False prices: SEC v. Plaford, Civil Action No. 16-civ-4511 (S.D.N.Y.) is a previously filed action in which the Commission charged hedge fund manager Christopher Plaford and his fellow manager, Stefan Lumiere, with engaging in a fraudulent scheme in which they used sham broker quotes to mismark securities. That resulted in the fund reporting false returns and charging inflated fees. Mr. Plaford previously pleaded guilty in a parallel criminal action and was ordered to time served, three years of supervised release and to pay criminal forfeiture of $6,611 and a fine of $7,311. The Court entered a final judgment against him by consent in the Commission’s action, enjoining him from future violations of Exchange Act Section 10(b) and Advisers Act Sections 204A, 206(1), 206(2) and 206(4). The Commission also entered an order against Mr. Plaford barring him from the securities business. In the Matter of Christopher Plaford, Adm. Proc. File No. 3-19288 (July 29, 2019).

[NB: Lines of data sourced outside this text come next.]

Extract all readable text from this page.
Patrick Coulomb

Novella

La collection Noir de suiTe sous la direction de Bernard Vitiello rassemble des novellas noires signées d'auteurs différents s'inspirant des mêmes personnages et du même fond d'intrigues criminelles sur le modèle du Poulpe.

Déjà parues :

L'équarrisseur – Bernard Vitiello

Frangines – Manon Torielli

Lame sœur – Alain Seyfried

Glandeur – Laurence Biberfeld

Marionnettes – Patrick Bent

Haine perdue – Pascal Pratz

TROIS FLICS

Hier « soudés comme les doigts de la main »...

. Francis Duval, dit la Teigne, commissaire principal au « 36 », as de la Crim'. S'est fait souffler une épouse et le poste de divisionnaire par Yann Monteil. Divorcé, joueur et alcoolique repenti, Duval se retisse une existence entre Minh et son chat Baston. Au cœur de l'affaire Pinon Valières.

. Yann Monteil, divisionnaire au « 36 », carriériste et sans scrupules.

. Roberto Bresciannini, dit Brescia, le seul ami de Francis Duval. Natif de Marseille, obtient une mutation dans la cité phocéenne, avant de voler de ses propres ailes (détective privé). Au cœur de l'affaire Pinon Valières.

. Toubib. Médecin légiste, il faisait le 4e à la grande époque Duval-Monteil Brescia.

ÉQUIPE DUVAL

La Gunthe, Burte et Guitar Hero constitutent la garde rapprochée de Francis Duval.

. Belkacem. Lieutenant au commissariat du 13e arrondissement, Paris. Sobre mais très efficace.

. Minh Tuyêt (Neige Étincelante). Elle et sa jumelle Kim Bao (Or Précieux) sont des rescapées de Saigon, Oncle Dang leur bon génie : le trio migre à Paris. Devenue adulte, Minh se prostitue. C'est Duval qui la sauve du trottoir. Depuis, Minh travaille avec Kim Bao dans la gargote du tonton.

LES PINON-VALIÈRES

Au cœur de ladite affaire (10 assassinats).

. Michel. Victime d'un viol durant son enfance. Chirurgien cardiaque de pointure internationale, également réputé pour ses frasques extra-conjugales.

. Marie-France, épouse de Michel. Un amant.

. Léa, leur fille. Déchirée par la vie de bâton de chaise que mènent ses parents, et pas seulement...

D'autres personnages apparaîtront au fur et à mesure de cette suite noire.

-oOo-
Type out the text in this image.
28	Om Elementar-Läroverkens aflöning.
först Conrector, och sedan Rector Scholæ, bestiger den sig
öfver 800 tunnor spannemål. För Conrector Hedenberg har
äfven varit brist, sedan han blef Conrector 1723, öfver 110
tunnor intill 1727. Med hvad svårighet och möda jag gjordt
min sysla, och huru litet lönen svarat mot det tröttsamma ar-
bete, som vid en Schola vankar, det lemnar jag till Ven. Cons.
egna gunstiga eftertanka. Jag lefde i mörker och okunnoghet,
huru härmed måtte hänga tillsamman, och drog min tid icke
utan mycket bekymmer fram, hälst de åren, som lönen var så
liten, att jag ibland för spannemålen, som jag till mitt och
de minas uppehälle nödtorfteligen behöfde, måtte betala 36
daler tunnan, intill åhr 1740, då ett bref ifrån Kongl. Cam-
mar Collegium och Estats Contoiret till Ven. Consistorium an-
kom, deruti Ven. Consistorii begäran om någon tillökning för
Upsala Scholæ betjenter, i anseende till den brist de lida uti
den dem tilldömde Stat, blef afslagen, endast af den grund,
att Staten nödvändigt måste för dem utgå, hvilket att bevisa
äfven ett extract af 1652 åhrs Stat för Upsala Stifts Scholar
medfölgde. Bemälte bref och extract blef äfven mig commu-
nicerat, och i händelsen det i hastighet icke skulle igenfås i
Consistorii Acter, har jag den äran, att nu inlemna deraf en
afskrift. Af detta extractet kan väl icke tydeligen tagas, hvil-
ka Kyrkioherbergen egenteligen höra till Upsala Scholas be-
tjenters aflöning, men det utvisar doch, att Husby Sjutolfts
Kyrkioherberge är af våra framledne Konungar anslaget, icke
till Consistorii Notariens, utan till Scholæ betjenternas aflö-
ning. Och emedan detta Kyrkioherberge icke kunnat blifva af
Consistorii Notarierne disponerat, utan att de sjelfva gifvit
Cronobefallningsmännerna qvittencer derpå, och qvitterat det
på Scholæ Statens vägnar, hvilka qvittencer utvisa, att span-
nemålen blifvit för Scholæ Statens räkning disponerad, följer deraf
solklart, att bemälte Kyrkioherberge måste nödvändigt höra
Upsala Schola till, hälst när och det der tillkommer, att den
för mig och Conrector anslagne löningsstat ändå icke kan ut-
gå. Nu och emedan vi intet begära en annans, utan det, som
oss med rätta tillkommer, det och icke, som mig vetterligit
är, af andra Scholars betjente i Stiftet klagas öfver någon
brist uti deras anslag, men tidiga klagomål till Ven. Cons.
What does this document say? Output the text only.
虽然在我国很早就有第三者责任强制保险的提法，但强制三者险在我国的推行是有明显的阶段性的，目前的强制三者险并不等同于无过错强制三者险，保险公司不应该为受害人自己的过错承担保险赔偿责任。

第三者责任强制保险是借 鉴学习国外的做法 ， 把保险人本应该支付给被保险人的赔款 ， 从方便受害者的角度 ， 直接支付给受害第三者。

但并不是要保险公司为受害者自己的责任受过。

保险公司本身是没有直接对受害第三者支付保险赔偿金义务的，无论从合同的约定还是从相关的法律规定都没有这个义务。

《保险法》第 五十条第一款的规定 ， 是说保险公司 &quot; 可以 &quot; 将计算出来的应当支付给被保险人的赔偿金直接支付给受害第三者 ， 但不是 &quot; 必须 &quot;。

Manipulation: SEC v. Beauford Securities Ltd., Civil Action No. 18-cv-1317 (E.D.N.Y.) is a previously filed action which named as defendants the U.K. broker, and Panaylotis Kyriacou with manipulative trading with respect to a certain U.S. based microcap stock. In 2016 defendants were approached by an individual claiming to have expertise in such matters. After engaging in a manipulative scheme, defendants learned the person was in fact an undercover FBI agent. The complaint alleged violations of Exchange Act Section 10(b). Each Defendant consented to the entry of a permanent injunction based on the section cited in the compliant and to a bar from participating in penny stock offerings. The order as to Mr. Kyriacou also reserves the right to seek additional remedies in the future. The U.S. Attorney’s Office brought a parallel criminal action. The firm is being liquidated in the U.K. by a court appointed receiver. See Lit. Rel. No. 24546 (July 29, 2019).

Singapore

Remarks: Jacqueline Loh, deputy Managing Director, Monetary Authority of Singapore, delivered the Keynote Address at the 10th Annual International symposium on Catastrophe Risk Management (August 1, 2019). Her remarks focused on risk management in the face of growing climate and disaster risks in the region (here).

Crpto currency: The Monetary Authority of Singapore issued a “Warning on Fraudulent Website Soliciting Bitcoin Investments” (July 31m 2019)(here).